The Great Gatsby curve has been seen as an invitation to despair. If we are so immobile as that, then we might be passing on our inequalities to future generations. But the curve moves in both directions. Suppose that we could, as suggested in the book’s last part, return to a country of high mobility. Then the promised land of equality might follow.
Why Republicans Should Care About Income Immobility
INCOME DISPARITIES ARE OBVIOUSLY AN ISSUE FOR THE LEFT, and not just the Occupy movement. In Ill Fares the Land, the dying Tony Judt mourned the loss of cohesion, the sense that we’re all in this together, in an unequal economy.1 It’s not a new complaint. The title of the book was taken from Oliver Goldsmith’s Deserted Village, his romantic lament for the destruction of the Irish peasantry by rich landlords and the enclosure movement.

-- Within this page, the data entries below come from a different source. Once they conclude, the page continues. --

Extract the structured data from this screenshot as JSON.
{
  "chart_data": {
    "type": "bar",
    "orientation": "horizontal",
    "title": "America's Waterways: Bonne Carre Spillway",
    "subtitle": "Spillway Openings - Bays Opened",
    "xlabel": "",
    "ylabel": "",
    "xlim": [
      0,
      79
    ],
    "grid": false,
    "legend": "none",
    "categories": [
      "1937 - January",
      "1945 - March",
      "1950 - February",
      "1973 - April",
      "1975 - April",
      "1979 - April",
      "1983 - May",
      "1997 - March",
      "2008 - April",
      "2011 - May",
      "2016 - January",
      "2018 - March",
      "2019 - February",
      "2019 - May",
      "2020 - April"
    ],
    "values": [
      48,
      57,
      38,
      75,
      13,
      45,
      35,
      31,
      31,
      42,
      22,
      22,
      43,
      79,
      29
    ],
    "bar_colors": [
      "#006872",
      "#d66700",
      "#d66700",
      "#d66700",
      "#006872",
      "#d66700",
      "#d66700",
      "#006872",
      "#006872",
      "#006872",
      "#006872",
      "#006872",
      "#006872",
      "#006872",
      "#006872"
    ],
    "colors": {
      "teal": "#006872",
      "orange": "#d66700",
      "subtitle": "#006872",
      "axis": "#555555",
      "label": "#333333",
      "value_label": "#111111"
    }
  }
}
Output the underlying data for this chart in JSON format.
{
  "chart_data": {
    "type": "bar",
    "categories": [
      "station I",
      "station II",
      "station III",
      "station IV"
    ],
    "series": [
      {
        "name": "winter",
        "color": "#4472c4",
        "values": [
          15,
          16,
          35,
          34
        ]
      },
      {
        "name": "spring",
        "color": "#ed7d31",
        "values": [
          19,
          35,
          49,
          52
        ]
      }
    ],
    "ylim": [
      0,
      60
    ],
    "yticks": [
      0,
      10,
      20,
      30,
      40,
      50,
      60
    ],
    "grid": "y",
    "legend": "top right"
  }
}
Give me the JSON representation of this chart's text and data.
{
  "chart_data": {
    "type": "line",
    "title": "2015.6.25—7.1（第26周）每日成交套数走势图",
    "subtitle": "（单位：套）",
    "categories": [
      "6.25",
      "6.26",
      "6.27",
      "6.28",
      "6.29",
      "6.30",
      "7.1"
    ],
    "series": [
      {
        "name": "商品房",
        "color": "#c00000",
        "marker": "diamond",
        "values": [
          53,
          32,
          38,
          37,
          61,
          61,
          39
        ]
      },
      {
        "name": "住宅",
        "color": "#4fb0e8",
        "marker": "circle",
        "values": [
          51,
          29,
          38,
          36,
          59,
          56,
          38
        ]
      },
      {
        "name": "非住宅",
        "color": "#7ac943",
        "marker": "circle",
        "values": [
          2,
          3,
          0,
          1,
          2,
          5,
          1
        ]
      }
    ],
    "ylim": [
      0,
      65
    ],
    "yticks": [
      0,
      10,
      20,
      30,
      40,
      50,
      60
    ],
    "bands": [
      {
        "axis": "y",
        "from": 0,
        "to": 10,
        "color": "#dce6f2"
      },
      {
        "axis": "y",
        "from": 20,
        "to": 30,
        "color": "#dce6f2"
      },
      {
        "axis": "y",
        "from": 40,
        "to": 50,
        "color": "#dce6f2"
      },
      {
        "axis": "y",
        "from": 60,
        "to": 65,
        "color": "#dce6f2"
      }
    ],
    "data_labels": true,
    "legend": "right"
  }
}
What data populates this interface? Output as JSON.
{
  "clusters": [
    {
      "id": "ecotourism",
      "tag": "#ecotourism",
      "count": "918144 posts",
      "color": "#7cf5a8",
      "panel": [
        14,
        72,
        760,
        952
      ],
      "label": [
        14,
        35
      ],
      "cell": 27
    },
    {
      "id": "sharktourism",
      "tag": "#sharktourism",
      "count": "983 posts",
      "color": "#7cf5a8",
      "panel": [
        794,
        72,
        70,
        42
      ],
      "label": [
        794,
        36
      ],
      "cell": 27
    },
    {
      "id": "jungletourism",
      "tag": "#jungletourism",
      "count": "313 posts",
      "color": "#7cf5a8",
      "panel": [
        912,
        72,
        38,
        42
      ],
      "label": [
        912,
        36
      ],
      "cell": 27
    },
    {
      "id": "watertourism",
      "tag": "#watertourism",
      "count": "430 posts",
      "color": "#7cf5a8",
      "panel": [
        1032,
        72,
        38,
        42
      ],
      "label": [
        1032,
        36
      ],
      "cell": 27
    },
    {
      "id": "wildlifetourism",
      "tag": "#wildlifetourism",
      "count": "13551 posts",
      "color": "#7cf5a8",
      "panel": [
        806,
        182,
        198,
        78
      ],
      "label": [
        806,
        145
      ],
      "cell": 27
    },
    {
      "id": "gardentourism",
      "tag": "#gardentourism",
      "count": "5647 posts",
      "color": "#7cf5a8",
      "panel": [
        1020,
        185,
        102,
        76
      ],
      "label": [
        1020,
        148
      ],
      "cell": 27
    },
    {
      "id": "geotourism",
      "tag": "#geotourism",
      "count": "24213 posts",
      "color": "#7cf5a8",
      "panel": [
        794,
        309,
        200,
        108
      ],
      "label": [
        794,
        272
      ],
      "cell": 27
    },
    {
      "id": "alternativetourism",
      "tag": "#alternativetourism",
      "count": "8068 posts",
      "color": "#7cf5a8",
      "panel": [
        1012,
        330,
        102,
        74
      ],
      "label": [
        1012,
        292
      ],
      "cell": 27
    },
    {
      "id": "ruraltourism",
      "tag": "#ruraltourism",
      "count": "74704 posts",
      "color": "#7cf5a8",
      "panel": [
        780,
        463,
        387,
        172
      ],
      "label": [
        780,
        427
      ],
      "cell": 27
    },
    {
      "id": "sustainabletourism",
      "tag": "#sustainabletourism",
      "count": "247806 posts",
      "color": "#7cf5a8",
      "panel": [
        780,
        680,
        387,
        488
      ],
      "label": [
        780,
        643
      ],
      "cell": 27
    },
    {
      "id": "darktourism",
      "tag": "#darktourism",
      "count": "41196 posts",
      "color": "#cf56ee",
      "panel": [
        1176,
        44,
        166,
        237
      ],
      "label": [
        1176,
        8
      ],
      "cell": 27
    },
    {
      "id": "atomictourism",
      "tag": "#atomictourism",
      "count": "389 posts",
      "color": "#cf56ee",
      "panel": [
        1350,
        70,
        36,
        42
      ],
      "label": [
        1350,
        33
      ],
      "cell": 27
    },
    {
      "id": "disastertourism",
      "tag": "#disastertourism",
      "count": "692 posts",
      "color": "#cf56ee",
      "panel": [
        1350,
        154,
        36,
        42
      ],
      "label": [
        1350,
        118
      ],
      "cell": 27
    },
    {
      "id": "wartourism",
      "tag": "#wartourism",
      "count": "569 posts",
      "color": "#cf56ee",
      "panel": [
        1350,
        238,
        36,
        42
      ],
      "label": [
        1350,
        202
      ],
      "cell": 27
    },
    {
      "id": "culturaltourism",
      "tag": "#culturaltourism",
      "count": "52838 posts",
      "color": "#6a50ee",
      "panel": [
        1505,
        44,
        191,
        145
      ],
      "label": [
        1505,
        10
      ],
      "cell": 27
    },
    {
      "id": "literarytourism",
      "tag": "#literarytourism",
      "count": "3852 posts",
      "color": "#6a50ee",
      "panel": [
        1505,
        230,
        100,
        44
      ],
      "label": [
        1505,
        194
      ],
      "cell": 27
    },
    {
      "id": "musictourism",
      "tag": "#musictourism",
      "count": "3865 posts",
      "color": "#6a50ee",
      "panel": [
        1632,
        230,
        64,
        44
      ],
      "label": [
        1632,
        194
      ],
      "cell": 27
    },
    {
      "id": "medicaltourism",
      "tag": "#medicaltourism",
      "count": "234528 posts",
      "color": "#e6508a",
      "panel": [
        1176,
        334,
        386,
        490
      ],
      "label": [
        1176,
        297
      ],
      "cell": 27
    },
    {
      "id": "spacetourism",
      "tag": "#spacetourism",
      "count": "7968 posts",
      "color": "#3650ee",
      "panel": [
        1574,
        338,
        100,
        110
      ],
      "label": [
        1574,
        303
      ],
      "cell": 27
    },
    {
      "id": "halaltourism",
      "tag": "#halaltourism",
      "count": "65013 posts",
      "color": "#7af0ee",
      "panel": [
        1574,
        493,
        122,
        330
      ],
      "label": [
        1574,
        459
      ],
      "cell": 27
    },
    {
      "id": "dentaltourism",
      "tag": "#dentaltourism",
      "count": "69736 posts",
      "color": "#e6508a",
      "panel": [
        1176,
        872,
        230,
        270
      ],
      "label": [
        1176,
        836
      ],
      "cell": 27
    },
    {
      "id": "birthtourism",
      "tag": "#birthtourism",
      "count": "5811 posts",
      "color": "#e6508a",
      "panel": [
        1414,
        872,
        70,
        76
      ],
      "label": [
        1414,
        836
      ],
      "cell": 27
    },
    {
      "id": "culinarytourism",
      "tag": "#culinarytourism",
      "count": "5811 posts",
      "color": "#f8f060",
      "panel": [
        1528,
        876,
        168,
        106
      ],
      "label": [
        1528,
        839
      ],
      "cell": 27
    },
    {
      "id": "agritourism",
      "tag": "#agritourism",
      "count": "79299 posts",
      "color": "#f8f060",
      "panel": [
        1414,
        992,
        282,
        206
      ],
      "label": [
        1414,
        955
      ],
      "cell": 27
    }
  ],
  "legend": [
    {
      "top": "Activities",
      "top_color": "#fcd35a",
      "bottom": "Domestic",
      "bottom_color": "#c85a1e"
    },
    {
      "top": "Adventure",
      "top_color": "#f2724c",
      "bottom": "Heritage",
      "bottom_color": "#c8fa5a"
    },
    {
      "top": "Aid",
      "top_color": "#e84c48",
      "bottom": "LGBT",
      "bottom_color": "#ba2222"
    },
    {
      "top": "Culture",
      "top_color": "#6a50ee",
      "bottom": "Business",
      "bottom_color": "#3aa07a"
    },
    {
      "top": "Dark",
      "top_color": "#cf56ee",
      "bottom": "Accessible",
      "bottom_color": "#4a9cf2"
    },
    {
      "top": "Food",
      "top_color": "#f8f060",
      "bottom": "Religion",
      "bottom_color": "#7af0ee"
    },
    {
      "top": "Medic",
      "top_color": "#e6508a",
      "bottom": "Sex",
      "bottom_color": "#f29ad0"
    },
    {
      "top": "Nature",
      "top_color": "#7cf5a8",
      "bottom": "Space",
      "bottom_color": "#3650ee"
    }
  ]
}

Ill fares the land, to hastening ills a prey
Where wealth accumulates and men decay.
Scholars of the Left offer a variety of diagnoses for the malady. The New Republic’s Timothy Noah decries the tax breaks and legal arcana that advantage the rich,2 and the same charge has been made by a host of similarly minded commentators.3 Harvard Law professor Larry Lessig points to the baneful influence of money on politics,4 while in Billionaires (which sadly is not a self-help book), Darrell West makes the similar complaint that the super-wealthy have an outsized influence on politics.5 Then there are structural changes to the economy: the shift from a highly paid industrial to a lowly-paid service economy that has left Americans Nickel and Dimed, according to political activist Barbara Ehrenreich.6 Finally, Senator Elizabeth Warren has risen to political prominence for her description of a middle class pushed to the edge of financial ruin by economic instability and an overly-harsh bankruptcy regime that strips debtors of their assets.7 Today Democrats campaign for the White House on the theme of income inequality, and Bernie Sanders has shown that voters of that party are not unprepared to support a self-proclaimed socialist.
People on the Left obviously need no persuading about any of this. Instead, it’s people on the Right who dismiss concerns about a society increasingly fragmented by wealth. They’re wrong to do so.